What is the best way to cook mushrooms? M. Rendell
When I was nine, my mate Fraser Bell and I went mushrooming in the back paddocks of my family's dairy farm. Armed with bone-handled butter knives and a phalanx of buckets, we trekked through the dewy grass and spend an autumn's Saturday morning picking buckets and buckets of mushrooms.
Mum instructed us not to pick every mushroom and leave some to spore for next season. We cleaned up the mushrooms and packed them into little trays made from folded up and stapled copies of the Green Guide. We set up a card table by the side of the road and sold them for about 50 cents a pound. That autumn, we made $50 each. That's big bucks for little kids in the late 1970s.
I learned back then that mushrooms have natural friends in the kitchen: butter, bacon, thyme, sage, salt and pepper. Those big field mushrooms are great for cooking slowly with bacon and thyme in a pan and thickening the juices with cold butter, then serving on top of hot toasted white bread. The smaller button mushrooms, the ones you buy in the greengrocer, are super delicious when you brown the exterior.
This can be hard because mushrooms are 92 per cent water and need to give up a lot of that water before they start to brown. That can be difficult when the mushrooms are crowded in a frypan.
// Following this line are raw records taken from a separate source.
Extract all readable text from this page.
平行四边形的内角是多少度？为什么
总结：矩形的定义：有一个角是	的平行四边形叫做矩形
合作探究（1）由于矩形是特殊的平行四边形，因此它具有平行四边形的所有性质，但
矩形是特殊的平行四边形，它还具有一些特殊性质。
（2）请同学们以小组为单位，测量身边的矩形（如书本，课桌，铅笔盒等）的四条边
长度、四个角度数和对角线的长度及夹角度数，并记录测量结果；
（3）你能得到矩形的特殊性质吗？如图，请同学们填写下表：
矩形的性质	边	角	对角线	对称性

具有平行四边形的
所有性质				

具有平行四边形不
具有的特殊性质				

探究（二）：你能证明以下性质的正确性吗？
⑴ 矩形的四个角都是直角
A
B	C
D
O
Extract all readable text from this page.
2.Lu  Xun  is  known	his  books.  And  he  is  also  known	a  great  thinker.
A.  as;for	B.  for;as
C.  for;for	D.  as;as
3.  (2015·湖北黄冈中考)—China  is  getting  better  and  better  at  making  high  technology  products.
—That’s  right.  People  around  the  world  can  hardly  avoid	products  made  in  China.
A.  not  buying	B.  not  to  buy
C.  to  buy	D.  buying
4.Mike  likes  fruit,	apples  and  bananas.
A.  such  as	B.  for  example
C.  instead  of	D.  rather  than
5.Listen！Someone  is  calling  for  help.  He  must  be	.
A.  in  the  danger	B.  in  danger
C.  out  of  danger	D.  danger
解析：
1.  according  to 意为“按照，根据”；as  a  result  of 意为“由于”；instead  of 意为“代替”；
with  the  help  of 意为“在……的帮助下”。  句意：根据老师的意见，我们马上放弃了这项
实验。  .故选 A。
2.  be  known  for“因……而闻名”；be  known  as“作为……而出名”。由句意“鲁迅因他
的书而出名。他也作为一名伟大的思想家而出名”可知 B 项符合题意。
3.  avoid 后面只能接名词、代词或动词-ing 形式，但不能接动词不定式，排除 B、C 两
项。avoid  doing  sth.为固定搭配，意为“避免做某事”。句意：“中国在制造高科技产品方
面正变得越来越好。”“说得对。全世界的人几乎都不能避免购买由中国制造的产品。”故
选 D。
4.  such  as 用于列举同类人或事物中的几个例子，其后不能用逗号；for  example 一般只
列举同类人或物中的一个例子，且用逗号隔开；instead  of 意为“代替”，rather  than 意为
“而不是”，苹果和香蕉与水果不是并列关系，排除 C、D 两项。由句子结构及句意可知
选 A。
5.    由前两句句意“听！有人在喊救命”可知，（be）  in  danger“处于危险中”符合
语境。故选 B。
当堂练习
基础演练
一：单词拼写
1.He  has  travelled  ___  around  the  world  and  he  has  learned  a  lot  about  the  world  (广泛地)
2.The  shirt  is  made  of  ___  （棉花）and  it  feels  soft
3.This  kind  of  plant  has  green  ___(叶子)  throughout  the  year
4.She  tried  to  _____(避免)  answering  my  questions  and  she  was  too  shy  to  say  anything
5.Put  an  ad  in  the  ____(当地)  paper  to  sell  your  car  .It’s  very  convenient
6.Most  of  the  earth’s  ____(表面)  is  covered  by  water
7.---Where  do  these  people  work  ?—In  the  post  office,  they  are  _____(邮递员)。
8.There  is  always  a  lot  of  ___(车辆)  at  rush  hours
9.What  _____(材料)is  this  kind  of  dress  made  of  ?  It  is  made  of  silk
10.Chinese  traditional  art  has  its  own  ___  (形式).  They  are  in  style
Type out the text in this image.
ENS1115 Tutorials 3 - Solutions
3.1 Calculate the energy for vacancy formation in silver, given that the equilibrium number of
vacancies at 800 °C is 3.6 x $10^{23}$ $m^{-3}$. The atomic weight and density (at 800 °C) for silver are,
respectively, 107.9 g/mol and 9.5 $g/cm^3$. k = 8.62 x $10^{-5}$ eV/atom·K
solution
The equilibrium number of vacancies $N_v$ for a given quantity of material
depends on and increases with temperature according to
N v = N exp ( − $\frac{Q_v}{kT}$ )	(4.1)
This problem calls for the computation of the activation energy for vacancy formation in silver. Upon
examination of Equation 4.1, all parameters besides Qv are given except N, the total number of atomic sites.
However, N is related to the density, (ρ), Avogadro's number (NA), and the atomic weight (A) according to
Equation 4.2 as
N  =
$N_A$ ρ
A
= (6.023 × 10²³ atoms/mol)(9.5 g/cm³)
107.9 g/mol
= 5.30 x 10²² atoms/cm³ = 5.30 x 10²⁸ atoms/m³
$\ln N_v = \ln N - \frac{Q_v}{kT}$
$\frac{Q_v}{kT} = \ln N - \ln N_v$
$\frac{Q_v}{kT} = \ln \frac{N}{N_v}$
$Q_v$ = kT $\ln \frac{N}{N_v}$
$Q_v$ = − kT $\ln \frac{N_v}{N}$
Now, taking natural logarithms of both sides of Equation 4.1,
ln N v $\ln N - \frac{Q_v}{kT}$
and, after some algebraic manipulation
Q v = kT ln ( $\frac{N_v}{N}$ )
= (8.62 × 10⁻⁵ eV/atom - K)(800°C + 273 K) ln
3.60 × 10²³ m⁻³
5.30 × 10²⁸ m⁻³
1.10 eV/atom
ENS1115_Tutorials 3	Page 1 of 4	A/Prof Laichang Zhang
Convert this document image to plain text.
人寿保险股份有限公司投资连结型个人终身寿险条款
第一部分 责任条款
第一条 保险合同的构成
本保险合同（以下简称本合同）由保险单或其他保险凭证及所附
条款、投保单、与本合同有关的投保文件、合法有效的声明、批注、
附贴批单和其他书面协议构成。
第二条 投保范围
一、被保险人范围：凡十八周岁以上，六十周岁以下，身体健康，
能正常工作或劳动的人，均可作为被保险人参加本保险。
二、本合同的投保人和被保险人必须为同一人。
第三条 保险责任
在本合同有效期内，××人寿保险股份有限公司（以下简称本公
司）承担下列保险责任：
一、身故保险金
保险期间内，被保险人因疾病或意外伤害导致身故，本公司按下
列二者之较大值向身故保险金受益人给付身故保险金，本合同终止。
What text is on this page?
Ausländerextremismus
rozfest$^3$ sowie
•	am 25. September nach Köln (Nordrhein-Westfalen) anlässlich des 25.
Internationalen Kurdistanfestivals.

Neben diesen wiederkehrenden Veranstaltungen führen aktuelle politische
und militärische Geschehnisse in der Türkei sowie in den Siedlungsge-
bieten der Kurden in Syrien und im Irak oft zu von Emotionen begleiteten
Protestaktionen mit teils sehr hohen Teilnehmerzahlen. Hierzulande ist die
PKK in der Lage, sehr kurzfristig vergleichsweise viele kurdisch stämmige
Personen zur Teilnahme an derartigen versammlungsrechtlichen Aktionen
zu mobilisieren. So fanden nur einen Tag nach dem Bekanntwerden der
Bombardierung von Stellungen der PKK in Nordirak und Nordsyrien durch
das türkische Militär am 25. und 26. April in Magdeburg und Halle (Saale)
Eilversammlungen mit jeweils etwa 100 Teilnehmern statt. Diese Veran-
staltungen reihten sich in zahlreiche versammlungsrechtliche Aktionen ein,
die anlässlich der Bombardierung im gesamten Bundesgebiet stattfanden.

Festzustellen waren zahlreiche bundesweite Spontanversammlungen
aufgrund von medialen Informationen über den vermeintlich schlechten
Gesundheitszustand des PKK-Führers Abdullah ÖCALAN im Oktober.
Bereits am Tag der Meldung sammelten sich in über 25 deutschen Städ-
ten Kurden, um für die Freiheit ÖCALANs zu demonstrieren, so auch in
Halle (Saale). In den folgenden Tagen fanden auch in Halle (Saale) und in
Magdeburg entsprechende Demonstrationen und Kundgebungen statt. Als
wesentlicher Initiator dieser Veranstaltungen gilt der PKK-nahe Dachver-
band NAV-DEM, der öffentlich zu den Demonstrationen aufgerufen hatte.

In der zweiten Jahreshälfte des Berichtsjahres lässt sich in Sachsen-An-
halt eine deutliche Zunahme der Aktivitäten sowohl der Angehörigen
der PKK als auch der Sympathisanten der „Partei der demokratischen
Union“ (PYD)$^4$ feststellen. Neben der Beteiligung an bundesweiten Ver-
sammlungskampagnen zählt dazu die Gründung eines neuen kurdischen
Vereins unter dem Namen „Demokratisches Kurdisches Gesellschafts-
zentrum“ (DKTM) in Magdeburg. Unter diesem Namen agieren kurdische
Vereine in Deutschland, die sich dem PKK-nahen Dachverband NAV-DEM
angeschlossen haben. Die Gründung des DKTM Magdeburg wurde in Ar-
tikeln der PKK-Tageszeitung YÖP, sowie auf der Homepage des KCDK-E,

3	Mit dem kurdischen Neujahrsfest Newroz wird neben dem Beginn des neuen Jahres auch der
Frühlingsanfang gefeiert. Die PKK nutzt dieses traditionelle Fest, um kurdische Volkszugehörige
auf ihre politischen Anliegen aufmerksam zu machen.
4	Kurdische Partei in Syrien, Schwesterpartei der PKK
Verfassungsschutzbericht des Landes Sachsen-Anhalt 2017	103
An alternative set-and-forget method is to prepare the mushrooms by quartering them, placing them in a bowl, and coating them in a blend of olive oil and melted butter. Add some fresh thyme leaves, season with salt and pepper, and lay them on baking trays covered in baking paper, leaving space between each portion.
Roast in the oven at 200C fan-forced (220C conventional) until the mushrooms have given up their moisture and the moisture has evaporated. This takes about 30-35 minutes.
If cooking instructions on a packet of Italian dried pasta read "tempo di cottura 9", does that mean nine minutes from the time of adding it to the water, or nine minutes from the time the water returns to the boil? Mal
According to a well-known maker of pasta, to cook a packet of spaghetti, bring 4-6 litres of water to a rolling boil. Add salt. Add the contents of the packet and stir gently. Allow the water to return to the boil.
The instructions then read, "for authentic 'al dente' pasta, boil uncovered, stirring occasionally for 9 minutes.
For more tender pasta, boil an additional 1 minute." So, to answer your question, nine minutes from the return to the boil.
Recently we were talking about using leftover lamb. J. Short wrote in with: "I enjoy reading Brain Food each week, but I think you forgot something – the joys of a leftover lamb sandwich for lunch the day after the roast. The bread has to be soft so it can accommodate a plumpish amount of meat. There has to be butter – not fake butter – and a good slathering of chutney or green tomato pickle."